La crise de l’institution familiale est réelle et ne peut être appréhendée hors du contexte social, économique, culturel et politique. La suspicion de tous la désigne comme un des éléments d’absence de repères des enfants. La montée de la violence trouve un système explicatif à sa défection, à son absence. Pourquoi ne pas s’interroger en toute sérénité sur ce phénomène ? D’abord sa moindre tolérance, sa percée dans des lieux sanctuaires (église, école), la précocité des actants et leur sexe et son inscription dans l’intolérable (viols collectifs, matricides, parricides.) Pourquoi ne pas s’interroger sur ses causes, les frustrations mal tolérées, la banalisation de la violence des parents, la tentation de la surconsommation et le rêve inaccessible ; l’oisiveté et la dévalorisation de soi donnant ouverture à l’insécurité intérieure. Quand on se sent soi en insécurité, on fait naître cette insécurité chez l’autre. La perte des repères est donnée en pâture en guise d’apaisement et de déculpabilisation. Et la perte de la confiance en l’adulte, dans la foi de la société tellement matérialiste ? L’effondrement des valeurs morales, religieuses s’est généralisé au monde. La femme doit-elle à elle seule porter le fardeau de l’éducation ? Que propose l’entourage familial, l’école, l’Etat ? Puisque faire un enfant n’est pas une affaire privée mais partageable. Faire un enfant c’est fabriquer une femme, un homme. Les solutions passent par les lois donc le politique, les relais associatifs et la décision de regarder les jeunes avec un regard neuf en oubliant la peur.

Concernant la vie politique, l’intégration est difficile malgré la libération de la femme et ses combats remarquables. La parité n’a pas été franchement établie, et quand elle est choisie, elle n’accède qu’aux postes de suppléance. Sa volonté farouche de démontrer ses compétences trace une ligne ascendante encore insuffisante lors d’élections municipales et régionales. Pour arriver à ce changement il a fallu une loi. La discrimination faite aux femmes perdure dans le champ professionnel. Le doute sur ses qualifications, la pression des collaborateurs, accentuent le malaise qu’elle tente de dépasser. Le monde du travail est construit par les hommes, pour les hommes. L’édification de lois et de décrets concernant l’égalité des sexes au travail, l’accès à l’Administration n’ont pas déconstruit les préjugés. Victime encore du poids des traditions et des stéréotypes, tous les prétextes sont bons pour la limiter à ses rôles d’épouse et de mère. S’imposer signifie, transgresser les tabous et les interdits et réaliser deux fois plus que les hommes. Chef d’entreprise, sa réalité passe par la non-acceptation de sa demande de prêts financiers, le manque de conseil et d’accompagnement. Dans ce cas peut-on parler d’égalité des chances ? Puisque le choix entre vie familiale et vie professionnelle écartèle en permanence. A telle enseigne qu’elle se croit obligé de prendre un congé parental, et une fois les enfants en âge de se débrouiller, elle opère une reprise de l’emploi avec toutes les complications que cela peut comporter.

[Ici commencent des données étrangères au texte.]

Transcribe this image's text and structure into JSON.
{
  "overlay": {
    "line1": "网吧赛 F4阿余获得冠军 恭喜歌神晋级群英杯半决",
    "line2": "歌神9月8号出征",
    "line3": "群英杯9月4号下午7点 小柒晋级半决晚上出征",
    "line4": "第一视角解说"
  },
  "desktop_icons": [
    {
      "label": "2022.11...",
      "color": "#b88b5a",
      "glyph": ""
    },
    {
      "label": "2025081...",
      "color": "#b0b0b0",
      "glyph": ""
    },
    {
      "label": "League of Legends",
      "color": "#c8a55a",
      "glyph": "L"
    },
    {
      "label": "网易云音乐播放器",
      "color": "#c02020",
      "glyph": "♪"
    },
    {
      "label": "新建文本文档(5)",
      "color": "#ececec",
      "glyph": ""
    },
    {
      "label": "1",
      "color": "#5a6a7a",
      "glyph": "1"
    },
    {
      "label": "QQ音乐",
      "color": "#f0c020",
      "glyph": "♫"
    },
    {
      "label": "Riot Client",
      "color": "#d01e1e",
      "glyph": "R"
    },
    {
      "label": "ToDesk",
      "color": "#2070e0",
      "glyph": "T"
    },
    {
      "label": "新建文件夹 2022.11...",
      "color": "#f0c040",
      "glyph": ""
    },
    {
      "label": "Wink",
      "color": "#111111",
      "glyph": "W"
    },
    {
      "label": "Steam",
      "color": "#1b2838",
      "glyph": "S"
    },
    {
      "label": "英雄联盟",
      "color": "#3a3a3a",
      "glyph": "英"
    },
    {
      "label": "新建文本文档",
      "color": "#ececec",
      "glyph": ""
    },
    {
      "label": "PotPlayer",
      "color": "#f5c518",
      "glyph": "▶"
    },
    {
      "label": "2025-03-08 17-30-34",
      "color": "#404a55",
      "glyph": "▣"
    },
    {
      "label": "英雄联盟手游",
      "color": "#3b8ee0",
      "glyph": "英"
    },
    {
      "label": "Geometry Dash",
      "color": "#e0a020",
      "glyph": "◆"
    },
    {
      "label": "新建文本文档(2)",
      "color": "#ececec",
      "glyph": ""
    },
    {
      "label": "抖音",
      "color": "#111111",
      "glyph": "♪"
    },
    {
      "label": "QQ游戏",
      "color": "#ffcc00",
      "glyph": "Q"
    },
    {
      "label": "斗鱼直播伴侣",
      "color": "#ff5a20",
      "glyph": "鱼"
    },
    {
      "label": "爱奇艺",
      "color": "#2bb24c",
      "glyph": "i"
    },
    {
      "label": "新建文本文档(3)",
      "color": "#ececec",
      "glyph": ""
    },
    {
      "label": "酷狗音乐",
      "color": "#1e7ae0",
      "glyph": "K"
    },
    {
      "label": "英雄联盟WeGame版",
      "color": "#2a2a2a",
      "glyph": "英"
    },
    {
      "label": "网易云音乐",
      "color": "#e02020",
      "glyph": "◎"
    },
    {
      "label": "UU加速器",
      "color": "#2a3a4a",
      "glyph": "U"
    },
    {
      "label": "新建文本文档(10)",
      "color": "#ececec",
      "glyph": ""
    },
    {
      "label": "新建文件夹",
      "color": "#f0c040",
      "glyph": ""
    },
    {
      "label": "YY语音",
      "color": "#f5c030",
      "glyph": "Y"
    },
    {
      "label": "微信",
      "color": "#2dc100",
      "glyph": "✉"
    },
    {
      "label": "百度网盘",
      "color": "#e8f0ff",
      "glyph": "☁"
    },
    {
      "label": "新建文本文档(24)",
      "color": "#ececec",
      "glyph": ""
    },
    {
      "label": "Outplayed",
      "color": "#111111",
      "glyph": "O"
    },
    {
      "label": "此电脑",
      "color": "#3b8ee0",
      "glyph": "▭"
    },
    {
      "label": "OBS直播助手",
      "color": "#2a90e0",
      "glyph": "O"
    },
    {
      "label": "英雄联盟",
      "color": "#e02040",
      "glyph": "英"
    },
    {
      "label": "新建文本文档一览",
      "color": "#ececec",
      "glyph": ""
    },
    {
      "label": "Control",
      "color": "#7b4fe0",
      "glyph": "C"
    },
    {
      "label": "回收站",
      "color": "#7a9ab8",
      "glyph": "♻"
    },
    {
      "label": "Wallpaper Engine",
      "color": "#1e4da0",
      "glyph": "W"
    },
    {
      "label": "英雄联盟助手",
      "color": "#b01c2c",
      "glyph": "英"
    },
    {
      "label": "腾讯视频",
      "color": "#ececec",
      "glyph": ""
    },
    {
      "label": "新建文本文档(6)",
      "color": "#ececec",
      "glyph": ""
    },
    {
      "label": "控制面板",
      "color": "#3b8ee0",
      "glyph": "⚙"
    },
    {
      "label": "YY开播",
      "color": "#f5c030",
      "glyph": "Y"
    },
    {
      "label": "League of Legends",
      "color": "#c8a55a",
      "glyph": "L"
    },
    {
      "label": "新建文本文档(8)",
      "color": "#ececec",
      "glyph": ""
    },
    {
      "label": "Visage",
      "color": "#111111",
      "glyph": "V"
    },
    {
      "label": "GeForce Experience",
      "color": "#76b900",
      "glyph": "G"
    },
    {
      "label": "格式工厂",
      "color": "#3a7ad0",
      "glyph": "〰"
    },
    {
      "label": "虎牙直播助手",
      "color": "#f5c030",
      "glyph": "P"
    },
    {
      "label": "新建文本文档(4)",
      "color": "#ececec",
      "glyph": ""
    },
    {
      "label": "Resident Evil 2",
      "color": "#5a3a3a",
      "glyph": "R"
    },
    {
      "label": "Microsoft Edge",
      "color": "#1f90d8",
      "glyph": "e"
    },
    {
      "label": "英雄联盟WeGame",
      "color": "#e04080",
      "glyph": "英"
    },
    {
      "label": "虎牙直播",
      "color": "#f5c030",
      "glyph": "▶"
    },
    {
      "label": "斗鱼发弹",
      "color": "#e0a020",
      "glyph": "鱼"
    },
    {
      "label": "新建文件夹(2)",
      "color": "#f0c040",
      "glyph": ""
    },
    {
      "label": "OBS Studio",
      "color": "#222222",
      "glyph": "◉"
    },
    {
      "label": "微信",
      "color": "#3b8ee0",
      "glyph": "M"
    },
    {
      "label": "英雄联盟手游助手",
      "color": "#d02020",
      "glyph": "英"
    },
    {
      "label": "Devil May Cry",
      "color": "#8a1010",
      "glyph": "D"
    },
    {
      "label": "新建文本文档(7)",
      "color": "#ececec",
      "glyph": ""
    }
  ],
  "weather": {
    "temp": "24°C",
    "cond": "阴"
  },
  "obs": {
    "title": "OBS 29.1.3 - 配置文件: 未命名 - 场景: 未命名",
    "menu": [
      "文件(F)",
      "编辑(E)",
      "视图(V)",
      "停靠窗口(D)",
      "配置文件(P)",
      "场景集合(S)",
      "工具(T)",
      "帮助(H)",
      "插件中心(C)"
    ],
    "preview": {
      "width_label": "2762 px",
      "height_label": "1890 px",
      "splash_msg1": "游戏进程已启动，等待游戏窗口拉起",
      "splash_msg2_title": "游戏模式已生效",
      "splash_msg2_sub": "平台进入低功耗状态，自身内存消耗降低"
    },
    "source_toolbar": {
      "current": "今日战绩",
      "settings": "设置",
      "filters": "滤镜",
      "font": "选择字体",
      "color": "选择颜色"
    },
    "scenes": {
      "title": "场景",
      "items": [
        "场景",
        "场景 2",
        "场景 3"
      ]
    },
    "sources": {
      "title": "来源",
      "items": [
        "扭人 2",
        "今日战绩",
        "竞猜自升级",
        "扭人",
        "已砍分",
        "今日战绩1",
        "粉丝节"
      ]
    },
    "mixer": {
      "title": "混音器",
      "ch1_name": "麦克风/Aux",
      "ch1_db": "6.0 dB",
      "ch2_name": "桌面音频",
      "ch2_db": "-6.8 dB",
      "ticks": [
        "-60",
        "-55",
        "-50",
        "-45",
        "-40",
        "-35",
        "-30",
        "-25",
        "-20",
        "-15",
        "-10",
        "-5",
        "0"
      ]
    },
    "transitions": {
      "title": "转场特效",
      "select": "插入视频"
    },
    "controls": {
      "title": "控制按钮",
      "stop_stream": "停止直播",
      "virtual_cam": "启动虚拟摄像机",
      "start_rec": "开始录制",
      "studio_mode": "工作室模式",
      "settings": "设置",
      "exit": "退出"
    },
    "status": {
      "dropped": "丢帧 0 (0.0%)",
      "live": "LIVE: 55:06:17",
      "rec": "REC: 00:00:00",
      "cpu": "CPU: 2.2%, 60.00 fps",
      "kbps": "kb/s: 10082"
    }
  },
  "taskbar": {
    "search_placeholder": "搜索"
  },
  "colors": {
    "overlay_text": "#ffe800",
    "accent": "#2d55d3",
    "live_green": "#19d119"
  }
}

Certaines, dira t-on cumulent les handicaps : l’impossibilité d’accès à l’emploi, la perte des droits sociaux, la pénibilité à s’orienter dans les transports à cause de l’illettrisme qui touche trois millions de personnes dans la Caraïbe, c’est-à-dire 12% de la population, un pourcentage supérieur à celui de l’Europe qui est de 10%, en priorité des femmes. Moins diplômées en général, mais dépassant en diplômes de haut niveau les hommes, plus bénéficiaires du RMI (revenu minimum d’insertion), plus engoncées dans le chômage, les désavantages l’obligent à utiliser la ruse et le détour qui camouflent ce douloureux problème. Le sentiment d’infériorité induit un repliement sur soi, une solitude, qui s’étend jusqu’à la descendance, héritière de la souffrance. Nombre de jeunes sont déscolarisés par manque d’appétence à la lecture et à l’écriture. Les stratégies employées par le parent illettré s’héritent aussi. De manière plus abrupte ils se sentent agressés par les autres et réagissent en fonction de leur déception. L’école est élitiste, elle laisse sur le bord des chemins les hésitants que seule la prévention arrive à donner une autre assise à l’handicap de départ.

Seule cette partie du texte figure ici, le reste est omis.